Talk Together: Es wird immer von politischen und von Wirtschaftsflüchtlingen geredet, wobei sog. Wirtschaftsflüchtlingen Asyl verweigert wird. Wie sehen Sie diese Unterscheidung?

Dr. Mory: Meiner Meinung gibt es schon einen Unterschied. Ein Wirtschaftsflüchtling muss in der Regel nicht um sein Leben fürchten, es sei denn er hat so erbärmliche Lebensbedingungen, dass er vom Hunger bedroht ist. Natürlich ist es ein legitimes Anliegen, seine wirtschaftliche und soziale Situation, die Aussichten für seine Kinder verbessern zu wollen. Wer aber Gefahr läuft, ermordet, verhaftet und gefoltert zu werden, hat eine andere Betroffenheit. Es gibt aber auch viele Fälle, wo es sich überlappt, wo Minderheiten auch wirtschaftlich benachteiligt und diskriminiert sind. Dann stellt sich noch die Frage, wie die Flucht bezahlt wurde, denn in der Regel schaffen es die Ärmsten nicht bis nach Europa, man muss schon privilegiert sein, um überhaupt flüchten zu können. Es geht um die Art des bedrohten Rechtsgutes: Hier sind es wirtschaftliche Güter bis hin zu einer menschenwürdigen Lebensgrundlage, dort sind es Leib, Leben, körperliche Unversehrtheit, Freiheit, das sind die höchsten Rechtsgüter des Menschen.

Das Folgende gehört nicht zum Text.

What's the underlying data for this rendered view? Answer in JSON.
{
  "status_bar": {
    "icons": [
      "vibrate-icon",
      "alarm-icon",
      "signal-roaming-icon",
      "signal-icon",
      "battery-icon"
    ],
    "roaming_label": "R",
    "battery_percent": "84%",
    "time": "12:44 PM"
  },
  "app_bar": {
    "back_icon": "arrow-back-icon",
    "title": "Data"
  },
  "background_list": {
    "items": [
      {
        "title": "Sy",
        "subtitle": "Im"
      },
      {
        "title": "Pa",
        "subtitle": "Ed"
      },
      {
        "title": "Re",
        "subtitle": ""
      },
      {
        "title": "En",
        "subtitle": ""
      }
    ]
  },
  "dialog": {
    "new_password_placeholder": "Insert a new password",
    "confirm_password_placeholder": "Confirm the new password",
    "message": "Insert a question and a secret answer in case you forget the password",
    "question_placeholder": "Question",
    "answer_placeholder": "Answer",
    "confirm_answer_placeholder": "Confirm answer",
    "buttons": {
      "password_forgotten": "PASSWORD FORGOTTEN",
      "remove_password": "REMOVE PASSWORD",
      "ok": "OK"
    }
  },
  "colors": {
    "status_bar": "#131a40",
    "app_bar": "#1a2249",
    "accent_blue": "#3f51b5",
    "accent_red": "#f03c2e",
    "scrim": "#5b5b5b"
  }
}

Talk Together: Wird die Genfer Konvention Ihrer Meinung nach in Österreich eingehalten?

Dr. Mory: Die Genfer Konvention schützt die Menschen, die aus politischen, sozialen, religiösen, nationalen Gründen in ihrer Heimat verfolgt werden und aus diesem Grund nicht dort bleiben können. Das sind Verfolgte im weitesten Sinn, hier haben wir einen Staat oder nichtstaatliche Akteure, und da jemanden, der verfolgt ist. Nur für die verfolgten Menschen ist die Genfer Flüchtlingskonvention da, nicht aber für ganze Völker, die Not leiden. Wie es im Strafrecht Fehlentscheidungen gibt, gibt es im Asylrecht noch viel mehr Fehlentscheidungen. Die Wahrheitsfindung und die Beweisnahme sind viel schwieriger. Ich denke, dass die Fehlerquote sehr hoch ist und wir eine gute zweite Instanz dringend benötigen. Wir müssen darum kämpfen, dass wir die zweite Instanz in dieser Qualität und auch die dritte Instanz behalten. Ohne diese, wenn nur die Frau Innenminister und die Bundesasylämter das Sagen hätten, wäre es traurig. Damit der Chef des Bundesasylamtes in Wien als erfolgreicher Behördenleiter gilt, muss er nachweisen können, dass nicht zu viele Menschen in Österreich Asyl bekommen. Dieser Herr steht nämlich unter ganz gehörigem politischem Druck von rechts. Wenn es nach deren Willen ginge und wir keine Korrekturmöglichkeiten hätten, keine zweite und dritte Instanz, dann hätten wir viel weniger Anerkennungen und eine viel höhere Fehlerquote. Die Asylämter sind nicht neutral, sie sind nicht unabhängig, sie sind im Gegenteil politisch durchsetzt, von oben gesteuert: Das sind alles abhängige Beamte, das darf man nicht vergessen. Eine so verantwortungsvolle Aufgabe, über das Schicksal eines Flüchtlings zu entscheiden, kann man dieser Behörde keinesfalls allein überantworten. Jede Beschneidung der zweiten und dritten Instanz wäre mit enormen Einbußen an Qualität verbunden.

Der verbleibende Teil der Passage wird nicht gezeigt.